Alright, perhaps that’s going a bit far, but for something designed to sell toys first and tell a story second, it’s a damn good 87-minute commercial. It takes some serious risks with what story it has; killing-off the beloved Convoy in front of millions of heartbroken children was taking things down a darker path, but brutally murdering the likes of Prowl, Gong, Ironhide, Ratchet and Starscream? That was just SICK. And it seemed those surviving toys/characters that Hasbro didn’t get sent to the proverbially gas-chamber were never the same again. No, I’m not talking about mental-scars, I mean that they were literally “upgraded” into different characters. The story may not have been much, but it did shake things up quite a bit and the effects of the movie were not just felt in the toyline, but in the following television series, Transformers 2010.

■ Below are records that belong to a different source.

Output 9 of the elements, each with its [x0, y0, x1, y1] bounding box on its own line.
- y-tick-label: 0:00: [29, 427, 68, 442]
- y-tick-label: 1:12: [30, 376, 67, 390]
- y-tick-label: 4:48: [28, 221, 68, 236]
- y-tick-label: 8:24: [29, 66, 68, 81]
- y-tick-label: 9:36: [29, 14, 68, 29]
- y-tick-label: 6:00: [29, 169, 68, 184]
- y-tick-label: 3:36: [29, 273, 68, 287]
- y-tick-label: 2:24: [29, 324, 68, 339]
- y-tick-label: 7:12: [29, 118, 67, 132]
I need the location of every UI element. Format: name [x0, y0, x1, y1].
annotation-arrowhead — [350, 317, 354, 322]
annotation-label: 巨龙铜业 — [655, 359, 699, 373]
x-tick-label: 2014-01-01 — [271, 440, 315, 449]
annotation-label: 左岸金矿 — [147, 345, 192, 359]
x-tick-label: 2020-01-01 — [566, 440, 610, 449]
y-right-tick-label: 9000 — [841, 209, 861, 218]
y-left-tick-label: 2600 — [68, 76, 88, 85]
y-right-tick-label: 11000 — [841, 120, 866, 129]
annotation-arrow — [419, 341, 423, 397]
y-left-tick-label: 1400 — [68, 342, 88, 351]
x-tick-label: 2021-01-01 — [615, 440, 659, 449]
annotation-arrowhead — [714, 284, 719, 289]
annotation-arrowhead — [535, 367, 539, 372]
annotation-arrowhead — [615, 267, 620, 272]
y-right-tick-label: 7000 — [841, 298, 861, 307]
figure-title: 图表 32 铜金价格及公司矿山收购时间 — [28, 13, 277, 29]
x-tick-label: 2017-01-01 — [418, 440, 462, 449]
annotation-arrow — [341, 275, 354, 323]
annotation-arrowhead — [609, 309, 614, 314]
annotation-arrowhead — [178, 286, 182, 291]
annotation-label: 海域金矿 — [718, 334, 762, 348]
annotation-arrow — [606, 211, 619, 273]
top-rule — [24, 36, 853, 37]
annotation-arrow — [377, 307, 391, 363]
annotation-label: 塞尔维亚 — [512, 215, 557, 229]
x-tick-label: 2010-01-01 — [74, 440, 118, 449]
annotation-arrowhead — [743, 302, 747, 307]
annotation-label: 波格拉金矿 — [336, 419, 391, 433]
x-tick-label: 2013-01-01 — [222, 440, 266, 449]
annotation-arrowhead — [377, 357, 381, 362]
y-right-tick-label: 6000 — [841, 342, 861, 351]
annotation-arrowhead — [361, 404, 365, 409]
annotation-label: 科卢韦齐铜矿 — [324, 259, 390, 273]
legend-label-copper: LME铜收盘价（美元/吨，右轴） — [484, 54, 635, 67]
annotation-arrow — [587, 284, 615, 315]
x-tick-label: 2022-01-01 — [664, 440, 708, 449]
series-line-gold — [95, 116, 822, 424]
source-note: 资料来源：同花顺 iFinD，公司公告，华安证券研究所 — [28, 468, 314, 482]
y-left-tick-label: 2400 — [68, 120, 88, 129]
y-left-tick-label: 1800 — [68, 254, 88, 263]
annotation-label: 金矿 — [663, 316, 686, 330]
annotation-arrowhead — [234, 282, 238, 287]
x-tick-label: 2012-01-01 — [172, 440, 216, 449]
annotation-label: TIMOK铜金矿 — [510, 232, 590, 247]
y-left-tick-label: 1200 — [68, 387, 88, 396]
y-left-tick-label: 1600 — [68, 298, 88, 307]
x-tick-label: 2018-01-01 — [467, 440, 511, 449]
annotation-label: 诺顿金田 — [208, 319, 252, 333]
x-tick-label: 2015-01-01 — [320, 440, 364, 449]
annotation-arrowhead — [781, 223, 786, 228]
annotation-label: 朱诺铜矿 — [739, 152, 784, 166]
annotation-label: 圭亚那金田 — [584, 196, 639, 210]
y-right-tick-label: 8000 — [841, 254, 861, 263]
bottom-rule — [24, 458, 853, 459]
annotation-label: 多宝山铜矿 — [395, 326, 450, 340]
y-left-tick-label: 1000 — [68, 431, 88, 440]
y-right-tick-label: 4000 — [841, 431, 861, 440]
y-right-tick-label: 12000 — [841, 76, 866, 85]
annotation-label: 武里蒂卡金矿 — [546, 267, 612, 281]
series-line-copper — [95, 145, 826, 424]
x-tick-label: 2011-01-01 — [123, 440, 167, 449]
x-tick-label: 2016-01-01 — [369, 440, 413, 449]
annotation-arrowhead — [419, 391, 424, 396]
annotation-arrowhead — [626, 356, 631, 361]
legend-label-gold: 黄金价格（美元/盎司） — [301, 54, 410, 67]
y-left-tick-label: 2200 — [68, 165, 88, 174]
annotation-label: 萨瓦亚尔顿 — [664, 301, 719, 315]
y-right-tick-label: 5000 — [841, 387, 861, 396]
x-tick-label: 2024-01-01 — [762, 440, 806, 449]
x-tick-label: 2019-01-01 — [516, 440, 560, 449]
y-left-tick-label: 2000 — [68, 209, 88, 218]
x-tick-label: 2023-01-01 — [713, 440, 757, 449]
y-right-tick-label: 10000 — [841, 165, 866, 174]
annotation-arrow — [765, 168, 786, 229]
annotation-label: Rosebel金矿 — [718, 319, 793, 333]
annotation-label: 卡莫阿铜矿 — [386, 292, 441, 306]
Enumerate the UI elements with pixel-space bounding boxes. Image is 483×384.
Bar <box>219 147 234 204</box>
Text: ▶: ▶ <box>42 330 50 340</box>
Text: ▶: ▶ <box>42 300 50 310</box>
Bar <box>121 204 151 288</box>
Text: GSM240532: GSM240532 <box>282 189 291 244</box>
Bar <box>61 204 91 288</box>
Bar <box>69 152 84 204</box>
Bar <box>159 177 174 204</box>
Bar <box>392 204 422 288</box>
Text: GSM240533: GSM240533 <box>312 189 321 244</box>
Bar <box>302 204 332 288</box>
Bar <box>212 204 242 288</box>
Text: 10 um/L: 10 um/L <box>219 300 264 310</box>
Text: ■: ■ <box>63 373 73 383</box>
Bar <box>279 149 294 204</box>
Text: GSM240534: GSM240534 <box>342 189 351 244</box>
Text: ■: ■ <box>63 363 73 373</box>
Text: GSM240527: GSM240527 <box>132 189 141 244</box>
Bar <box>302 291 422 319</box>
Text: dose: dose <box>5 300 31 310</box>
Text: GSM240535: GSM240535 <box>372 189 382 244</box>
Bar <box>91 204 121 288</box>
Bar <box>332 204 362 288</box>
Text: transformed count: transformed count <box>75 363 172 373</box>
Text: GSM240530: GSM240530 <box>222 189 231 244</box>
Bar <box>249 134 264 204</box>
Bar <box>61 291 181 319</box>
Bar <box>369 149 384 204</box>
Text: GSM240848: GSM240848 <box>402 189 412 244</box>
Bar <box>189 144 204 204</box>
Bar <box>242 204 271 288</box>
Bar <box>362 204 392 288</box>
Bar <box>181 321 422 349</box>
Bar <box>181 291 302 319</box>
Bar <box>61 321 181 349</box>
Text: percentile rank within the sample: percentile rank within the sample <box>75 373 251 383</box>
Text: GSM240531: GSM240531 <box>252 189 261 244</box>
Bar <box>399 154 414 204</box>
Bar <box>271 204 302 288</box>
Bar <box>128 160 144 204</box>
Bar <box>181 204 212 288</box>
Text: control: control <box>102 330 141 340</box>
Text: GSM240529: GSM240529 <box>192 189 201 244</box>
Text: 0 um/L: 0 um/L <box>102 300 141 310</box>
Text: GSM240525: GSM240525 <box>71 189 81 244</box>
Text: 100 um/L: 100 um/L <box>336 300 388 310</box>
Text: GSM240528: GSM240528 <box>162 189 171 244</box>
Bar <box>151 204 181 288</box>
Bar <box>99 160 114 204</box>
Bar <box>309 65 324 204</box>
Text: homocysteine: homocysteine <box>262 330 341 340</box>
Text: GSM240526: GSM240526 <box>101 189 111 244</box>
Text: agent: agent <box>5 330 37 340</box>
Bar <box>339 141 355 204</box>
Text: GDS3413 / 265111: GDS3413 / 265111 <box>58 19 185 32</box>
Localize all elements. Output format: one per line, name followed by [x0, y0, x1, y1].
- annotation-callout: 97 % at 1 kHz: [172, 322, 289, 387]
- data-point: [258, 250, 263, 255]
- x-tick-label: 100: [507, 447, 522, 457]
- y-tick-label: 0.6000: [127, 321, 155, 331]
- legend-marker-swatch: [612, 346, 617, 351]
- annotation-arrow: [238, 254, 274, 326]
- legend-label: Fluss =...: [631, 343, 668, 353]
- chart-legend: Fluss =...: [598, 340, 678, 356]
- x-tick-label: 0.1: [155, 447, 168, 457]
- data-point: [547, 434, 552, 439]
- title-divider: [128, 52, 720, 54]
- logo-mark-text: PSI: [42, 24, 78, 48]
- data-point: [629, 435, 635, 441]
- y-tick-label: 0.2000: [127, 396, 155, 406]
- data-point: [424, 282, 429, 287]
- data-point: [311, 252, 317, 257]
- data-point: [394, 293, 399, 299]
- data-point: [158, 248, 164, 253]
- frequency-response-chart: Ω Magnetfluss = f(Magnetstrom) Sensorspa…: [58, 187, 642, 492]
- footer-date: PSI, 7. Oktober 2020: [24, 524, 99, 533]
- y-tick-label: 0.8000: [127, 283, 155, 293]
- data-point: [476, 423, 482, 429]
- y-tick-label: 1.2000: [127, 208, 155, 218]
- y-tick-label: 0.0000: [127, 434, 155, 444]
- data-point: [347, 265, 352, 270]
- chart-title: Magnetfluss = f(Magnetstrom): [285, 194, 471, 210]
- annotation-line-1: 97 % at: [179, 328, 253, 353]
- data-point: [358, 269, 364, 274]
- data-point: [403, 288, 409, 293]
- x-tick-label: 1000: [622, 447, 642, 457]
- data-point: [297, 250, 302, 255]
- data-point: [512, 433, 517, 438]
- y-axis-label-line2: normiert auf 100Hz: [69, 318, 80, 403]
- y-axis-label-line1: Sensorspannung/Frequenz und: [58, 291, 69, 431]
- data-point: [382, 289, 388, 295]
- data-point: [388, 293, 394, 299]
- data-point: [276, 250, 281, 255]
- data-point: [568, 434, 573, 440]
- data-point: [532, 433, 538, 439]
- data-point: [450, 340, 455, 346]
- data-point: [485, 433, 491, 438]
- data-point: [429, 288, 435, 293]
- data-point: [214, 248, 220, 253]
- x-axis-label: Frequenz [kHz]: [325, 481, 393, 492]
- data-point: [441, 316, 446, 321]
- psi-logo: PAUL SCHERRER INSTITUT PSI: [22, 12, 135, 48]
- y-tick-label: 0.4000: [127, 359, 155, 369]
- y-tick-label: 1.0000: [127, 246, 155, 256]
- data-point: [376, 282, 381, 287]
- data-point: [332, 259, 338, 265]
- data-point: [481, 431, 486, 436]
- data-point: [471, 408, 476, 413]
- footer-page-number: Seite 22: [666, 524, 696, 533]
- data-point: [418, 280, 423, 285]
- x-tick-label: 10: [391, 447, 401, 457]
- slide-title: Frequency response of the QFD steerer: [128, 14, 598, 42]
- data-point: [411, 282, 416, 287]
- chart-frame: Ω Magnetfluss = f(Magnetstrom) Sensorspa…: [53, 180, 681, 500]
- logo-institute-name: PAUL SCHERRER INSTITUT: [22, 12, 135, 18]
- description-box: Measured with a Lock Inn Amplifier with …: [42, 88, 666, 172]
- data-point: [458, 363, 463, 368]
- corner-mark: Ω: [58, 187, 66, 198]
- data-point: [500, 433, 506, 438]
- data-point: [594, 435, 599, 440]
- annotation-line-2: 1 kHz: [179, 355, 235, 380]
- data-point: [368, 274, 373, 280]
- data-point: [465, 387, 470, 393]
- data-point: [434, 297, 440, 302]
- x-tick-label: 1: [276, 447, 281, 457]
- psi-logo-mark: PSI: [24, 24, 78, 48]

The animation in Transformers the Movie is both gorgeous and confusing. The overall animation is very shiny and very detailed; this is definitely theatrical-quality stuff. However, it is occasionally betrayed by instances of miss-coloring here and there, often at the most inopportune times (like when a character is dying). The most annoying, mind-boggling errors in the movie, though, are the surreal logic errors. And no, I’m not just talking logic errors like “Why is there robot fish?” or “How can Daniel’s excel-suit transform without crushing his body?” The logic errors that’ll irk you the most are when characters appear in places they just shouldn’t. Yes, characters often appear in two places at once, but it extends further than that. Characters appear after they’ve DIED. Yeah.
Also, I like to play a little game when I watch the movie, it’s called “Where’s Snarl?” The Dinobot named Snarl will appear briefly through-out the movie in the strangest and most impossible places. He never says a word or does anything, and he’s always kind of hidden, but he’s there.
The voice-acting is both good and bad. The cast from Fight! Super Robot Life Transformer obviously return to fill the parts, and they do a good job. Tessho Genda and Seizo Kato are back as Convoy and Megatron, respectively, and they bring their experience with them. It’s not so much the voices that irritated me through-out the movie, but that they were ALWAYS talking. Even when characters weren’t on-screen they were speaking, usually describing to us what we were watching like we were too stupid to figure it out ourselves. It’s almost like they were trying to cover-up all the Stan Bush music…but why would anybody want to do that?
Transformers the Movie is, at its core, a glorified toy commercial. However, most will argue that its more than that, considering that it has withstood the test of time among fans and non-fans alike, decades after the toys it advertises have left the shelves. Not everyone can say that. I mean, I’m still waiting for a DVD release of the GoBots movie.
And for parents, Transformers the Movie is a pleasant deviation from all the sugary sweet kids movies that pollute the shelves these days. There isn’t a moral, there isn’t a message, there isn’t hugging and singing and dancing and frolicking…it’s just robots blowing things up and telling you to buy stuff you can’t get anymore. So if your kids are sick of watching their hundredth Disney movie with the overbearing message that “Love is good” or “Family is cool” or “Always recycle”, then Transformers the Movie is a hardcore change of pace for 87 minutes.
By the way, I watched the Japanese dub of this movie. Maybe I should’ve mentioned that earlier?
So, on “The Relative Grading Scale of Transformers with Terrible Names”, a BAD movie would rank as an “Octo-Punch”, but this movie is honestly really fun, so it deserves a “Bugly”.